For 23 years, Tylan Bailey arrived at Hightower Elementary in Doraville, Ga., at 5:30 a.m. before the sun rose to get the school ready for nearly 600 students.

As head custodian at the Atlanta-area school, he turned on lights, mopped hallways, vacuumed classrooms and “cleaned anything you can imagine cleaning,” he said.

He started working at Hightower shortly after he graduated from high school and had put off thoughts of going to college, he said. At the time, he was a teen father with a new daughter and bills to pay.

But four years ago, as he approached 40, Bailey began wondering what the rest of his life might look like. He quietly had a dream of his own: to become a public schoolteacher.

Now Bailey, 43, is lining up interviews to pursue that goal after graduating on May 6 from Georgia State University with a teaching degree. He hopes to become a physical education teacher and encourage children to unplug more from technology.

“I’d always thought it would be fun to be a teacher, especially a kindergarten teacher,” said Bailey, who lives in Lawrenceville, outside of Atlanta. “But I had a lot of responsibilities. I was really grateful to get the custodial job at Hightower.”

With each passing year there, he came to love his job more, he said, because he was able to form a special bond with the students — particularly those without father figures in their lives.

“I’ve enjoyed getting to know the kids and encouraging them to do their best work,” Bailey said. “I know it’s tough because I grew up without a father, and I had a childhood where I grew up in a lot of different places.”

Bailey’s mother frequently moved him and his two sisters from one town to the next, he said, and he attended more than 10 schools around the country.
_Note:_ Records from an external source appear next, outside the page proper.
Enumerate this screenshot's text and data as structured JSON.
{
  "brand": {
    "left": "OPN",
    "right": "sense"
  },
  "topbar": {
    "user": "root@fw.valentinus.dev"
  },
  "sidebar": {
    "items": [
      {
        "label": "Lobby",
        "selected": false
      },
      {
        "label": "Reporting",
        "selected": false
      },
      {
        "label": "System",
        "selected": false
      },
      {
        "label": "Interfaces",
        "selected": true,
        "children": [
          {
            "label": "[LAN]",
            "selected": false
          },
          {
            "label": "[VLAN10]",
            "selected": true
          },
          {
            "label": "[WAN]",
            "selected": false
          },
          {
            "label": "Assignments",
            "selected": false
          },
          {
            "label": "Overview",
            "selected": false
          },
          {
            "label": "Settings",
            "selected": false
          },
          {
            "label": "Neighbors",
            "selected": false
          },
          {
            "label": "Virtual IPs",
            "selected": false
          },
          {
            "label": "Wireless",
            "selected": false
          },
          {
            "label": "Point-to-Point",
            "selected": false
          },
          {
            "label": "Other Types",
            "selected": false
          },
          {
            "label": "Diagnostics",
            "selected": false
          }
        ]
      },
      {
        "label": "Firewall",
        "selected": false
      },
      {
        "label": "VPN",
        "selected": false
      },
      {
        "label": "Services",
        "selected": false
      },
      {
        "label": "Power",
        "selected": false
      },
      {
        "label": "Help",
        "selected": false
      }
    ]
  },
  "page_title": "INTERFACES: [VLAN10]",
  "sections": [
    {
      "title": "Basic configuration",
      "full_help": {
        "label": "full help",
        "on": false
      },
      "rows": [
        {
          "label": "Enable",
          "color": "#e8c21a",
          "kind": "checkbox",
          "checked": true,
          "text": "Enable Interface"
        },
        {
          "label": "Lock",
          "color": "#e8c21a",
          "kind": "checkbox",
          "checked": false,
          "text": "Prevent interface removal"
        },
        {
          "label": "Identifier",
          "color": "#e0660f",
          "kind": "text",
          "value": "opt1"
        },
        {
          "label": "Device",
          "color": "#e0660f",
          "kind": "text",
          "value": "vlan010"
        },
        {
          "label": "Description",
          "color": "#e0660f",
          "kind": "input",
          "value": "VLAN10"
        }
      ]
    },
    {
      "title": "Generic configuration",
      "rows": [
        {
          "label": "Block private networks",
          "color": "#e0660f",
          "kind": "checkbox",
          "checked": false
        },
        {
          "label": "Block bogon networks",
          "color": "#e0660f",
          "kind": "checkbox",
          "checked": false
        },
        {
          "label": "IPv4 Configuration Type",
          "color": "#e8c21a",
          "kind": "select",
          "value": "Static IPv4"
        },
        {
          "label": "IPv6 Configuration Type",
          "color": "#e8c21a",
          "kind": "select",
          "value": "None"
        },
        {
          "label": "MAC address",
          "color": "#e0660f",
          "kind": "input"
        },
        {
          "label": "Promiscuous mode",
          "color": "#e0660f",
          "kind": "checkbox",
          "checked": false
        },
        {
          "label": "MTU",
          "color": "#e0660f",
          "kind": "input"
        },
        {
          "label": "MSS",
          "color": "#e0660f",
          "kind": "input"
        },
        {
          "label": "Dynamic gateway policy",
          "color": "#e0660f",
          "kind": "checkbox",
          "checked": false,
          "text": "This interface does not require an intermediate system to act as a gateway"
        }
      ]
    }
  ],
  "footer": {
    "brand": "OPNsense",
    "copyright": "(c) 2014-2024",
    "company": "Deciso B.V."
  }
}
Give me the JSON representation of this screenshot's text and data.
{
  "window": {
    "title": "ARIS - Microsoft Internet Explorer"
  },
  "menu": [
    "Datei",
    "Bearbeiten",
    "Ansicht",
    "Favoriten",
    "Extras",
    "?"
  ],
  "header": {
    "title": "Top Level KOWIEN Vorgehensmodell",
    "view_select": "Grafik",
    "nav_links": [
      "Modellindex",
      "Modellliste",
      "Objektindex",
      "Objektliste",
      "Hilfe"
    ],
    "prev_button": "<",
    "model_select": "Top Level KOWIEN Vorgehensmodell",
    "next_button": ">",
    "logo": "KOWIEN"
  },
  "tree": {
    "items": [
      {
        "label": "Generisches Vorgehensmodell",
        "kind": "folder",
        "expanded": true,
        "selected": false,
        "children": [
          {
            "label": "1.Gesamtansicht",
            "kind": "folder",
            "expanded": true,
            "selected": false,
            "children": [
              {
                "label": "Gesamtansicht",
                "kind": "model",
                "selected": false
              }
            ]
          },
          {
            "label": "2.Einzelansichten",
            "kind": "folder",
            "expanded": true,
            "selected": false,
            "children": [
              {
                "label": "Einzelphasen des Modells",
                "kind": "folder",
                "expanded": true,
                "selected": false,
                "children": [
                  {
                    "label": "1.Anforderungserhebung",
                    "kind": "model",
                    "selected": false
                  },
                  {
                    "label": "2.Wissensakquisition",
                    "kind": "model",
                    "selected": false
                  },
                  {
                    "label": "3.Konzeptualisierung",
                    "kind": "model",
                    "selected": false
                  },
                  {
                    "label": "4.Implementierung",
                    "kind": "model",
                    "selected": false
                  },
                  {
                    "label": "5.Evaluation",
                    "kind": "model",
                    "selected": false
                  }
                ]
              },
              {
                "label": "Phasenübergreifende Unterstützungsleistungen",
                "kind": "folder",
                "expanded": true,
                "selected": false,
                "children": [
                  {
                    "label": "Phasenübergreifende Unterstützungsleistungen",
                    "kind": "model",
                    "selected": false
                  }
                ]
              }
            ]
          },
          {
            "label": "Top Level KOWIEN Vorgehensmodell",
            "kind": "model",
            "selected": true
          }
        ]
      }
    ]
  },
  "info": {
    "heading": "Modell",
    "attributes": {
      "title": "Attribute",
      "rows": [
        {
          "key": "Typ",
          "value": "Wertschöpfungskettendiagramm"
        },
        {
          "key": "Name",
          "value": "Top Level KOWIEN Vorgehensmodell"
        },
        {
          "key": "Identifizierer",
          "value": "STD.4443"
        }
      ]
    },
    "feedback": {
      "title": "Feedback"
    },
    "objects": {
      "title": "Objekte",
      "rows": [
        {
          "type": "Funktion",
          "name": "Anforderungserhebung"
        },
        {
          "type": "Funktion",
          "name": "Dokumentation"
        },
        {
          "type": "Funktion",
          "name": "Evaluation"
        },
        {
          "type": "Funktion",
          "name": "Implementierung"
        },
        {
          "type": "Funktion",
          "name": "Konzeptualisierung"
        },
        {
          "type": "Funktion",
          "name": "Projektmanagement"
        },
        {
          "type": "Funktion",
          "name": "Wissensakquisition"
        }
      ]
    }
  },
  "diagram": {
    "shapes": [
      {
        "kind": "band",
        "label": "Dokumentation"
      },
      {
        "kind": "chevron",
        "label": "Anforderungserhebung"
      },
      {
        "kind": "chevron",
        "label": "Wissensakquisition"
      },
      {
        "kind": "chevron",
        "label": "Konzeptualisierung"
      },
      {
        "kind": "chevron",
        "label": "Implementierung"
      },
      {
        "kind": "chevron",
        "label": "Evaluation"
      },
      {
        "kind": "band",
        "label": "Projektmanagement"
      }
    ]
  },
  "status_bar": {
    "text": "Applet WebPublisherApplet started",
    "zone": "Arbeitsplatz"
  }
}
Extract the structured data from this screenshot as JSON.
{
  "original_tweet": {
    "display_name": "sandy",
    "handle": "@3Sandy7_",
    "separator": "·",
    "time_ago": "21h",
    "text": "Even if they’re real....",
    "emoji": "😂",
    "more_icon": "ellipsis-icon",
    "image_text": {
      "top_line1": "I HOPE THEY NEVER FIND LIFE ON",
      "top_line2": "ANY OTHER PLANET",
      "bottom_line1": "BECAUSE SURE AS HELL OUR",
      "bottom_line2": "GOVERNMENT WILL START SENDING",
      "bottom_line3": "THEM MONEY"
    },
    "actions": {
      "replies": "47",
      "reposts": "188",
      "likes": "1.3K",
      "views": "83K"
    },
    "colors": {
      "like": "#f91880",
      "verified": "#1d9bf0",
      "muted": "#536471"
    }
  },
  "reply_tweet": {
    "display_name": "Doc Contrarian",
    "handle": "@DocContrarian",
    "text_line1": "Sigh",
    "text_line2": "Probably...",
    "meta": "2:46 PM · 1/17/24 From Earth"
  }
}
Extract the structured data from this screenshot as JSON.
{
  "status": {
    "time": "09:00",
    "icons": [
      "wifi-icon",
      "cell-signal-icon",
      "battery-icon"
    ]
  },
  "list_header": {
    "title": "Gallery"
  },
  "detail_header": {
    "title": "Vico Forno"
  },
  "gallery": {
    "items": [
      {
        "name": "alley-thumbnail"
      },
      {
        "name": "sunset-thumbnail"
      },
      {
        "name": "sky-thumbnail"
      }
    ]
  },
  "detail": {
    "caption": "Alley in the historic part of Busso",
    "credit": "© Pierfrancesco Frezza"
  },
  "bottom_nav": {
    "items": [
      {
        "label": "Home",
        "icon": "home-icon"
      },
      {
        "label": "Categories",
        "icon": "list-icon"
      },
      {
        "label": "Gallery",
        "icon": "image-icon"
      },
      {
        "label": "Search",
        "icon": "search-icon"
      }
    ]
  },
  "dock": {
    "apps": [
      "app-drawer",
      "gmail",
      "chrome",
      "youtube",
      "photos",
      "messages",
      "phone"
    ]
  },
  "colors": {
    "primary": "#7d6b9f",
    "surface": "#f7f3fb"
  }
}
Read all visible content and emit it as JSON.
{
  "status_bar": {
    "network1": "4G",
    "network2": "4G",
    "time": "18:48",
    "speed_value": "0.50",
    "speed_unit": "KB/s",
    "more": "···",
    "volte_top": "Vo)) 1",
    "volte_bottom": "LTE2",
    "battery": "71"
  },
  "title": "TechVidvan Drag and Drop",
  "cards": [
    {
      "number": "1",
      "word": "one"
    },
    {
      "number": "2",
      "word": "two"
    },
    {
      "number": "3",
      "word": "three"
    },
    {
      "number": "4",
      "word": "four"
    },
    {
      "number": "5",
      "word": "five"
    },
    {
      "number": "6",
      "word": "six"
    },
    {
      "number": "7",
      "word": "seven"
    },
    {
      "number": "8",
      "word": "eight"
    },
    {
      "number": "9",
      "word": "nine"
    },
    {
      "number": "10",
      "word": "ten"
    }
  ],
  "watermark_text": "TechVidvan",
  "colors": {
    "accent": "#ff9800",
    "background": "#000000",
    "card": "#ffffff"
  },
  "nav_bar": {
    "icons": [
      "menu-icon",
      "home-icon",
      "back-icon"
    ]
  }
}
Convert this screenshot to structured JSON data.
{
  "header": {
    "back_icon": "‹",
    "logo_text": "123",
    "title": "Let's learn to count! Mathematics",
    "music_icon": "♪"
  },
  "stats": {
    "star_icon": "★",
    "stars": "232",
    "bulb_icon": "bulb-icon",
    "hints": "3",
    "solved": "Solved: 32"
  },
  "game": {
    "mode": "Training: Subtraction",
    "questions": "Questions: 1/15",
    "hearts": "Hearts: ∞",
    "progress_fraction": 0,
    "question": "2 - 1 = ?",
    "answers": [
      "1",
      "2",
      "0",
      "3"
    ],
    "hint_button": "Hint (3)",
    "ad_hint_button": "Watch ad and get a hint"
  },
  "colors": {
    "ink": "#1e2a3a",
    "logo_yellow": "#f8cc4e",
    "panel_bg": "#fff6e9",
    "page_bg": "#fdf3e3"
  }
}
“It was hard, but I’ve always made the best of any situation I’ve been in,” he said. “School was a safe haven from the gangs and drugs in the housing projects. I always wanted something better than that, so I tried to spend my time reading and learning.”

Now that he has four children of his own — two from a previous marriage are now adults — Bailey said he decided it was time to follow what he’d preached to students for decades: Dedicate yourself to something you love, and follow your heart.

When he told his family that he wanted to go to college and get a teaching degree, they were elated, he said. His two youngest children, Jayla, 12, and Dylan, 5, volunteered to help him with his studies.

“Every night, we’d all sit down at the kitchen table to do homework, and the kids would encourage me and tell me not to give up,” Bailey said.

“There were times when I wondered if I could do it because it was kind of foreign to me to go back to school at age 39,” he added. “I was always the oldest person in every class. My kids are really proud that I stuck with it.”

So is Bailey’s wife.

“He’s the hardest-working person I know,” said Joi Bailey, 41, a literacy coach for the DeKalb County School District. “We spent many nights talking about his dreams and what it would take to achieve them.”

“There were a lot of early mornings and late nights, but he never gave up and managed to become the first college graduate in his family,” she added.

Bailey said he couldn’t have done it without the support of Hightower Elementary’s cleaning crew, who often exchanged shifts with him so he could take all of the classes he needed to graduate.

“They were incredible — they knew how important this was to me,” he said. “I really can’t thank them enough.”

Principal Sheila Price was also a supporter, he said.

“She allowed me the flexibility to come in early or late, depending on my school schedule,” Bailey said. “She and everyone else wondered when I slept and encouraged me every day to keep going.”

Price said it’s been inspiring to watch Bailey.

“Mr. Bailey is prepared to do this — he’s really knowledgeable about what goes into teaching because he’s worked in the building for so long,” she said.

As head custodian, he’s done a lot more than simply keep the building clean, Price added.

“Whenever we’ve had an emergency situation, like an electrical problem or a water leak, he’s there to fix it,” she said. “And he’s always been extremely supportive of every one of our students.”

In early May, a parent stopped by the school to thank Bailey for being there when her son needed somebody to talk to, Price said.

“Our kids look up to him,” she said. “It’s bittersweet that he’ll soon be moving on because we’re sure going to miss him.”

Bailey said he didn’t hesitate to say yes when Price asked him to speak at the school’s fifth-grade commencement ceremony last month.

“This school has been stable for me — it’s been a family,” he said. “It was easy to speak from the heart.”

“I told the kids to be more than what people think they are and to meet their blessings halfway,” Bailey said. “It’s something I taught myself a long time ago. I’m really happy now that I took my own advice.”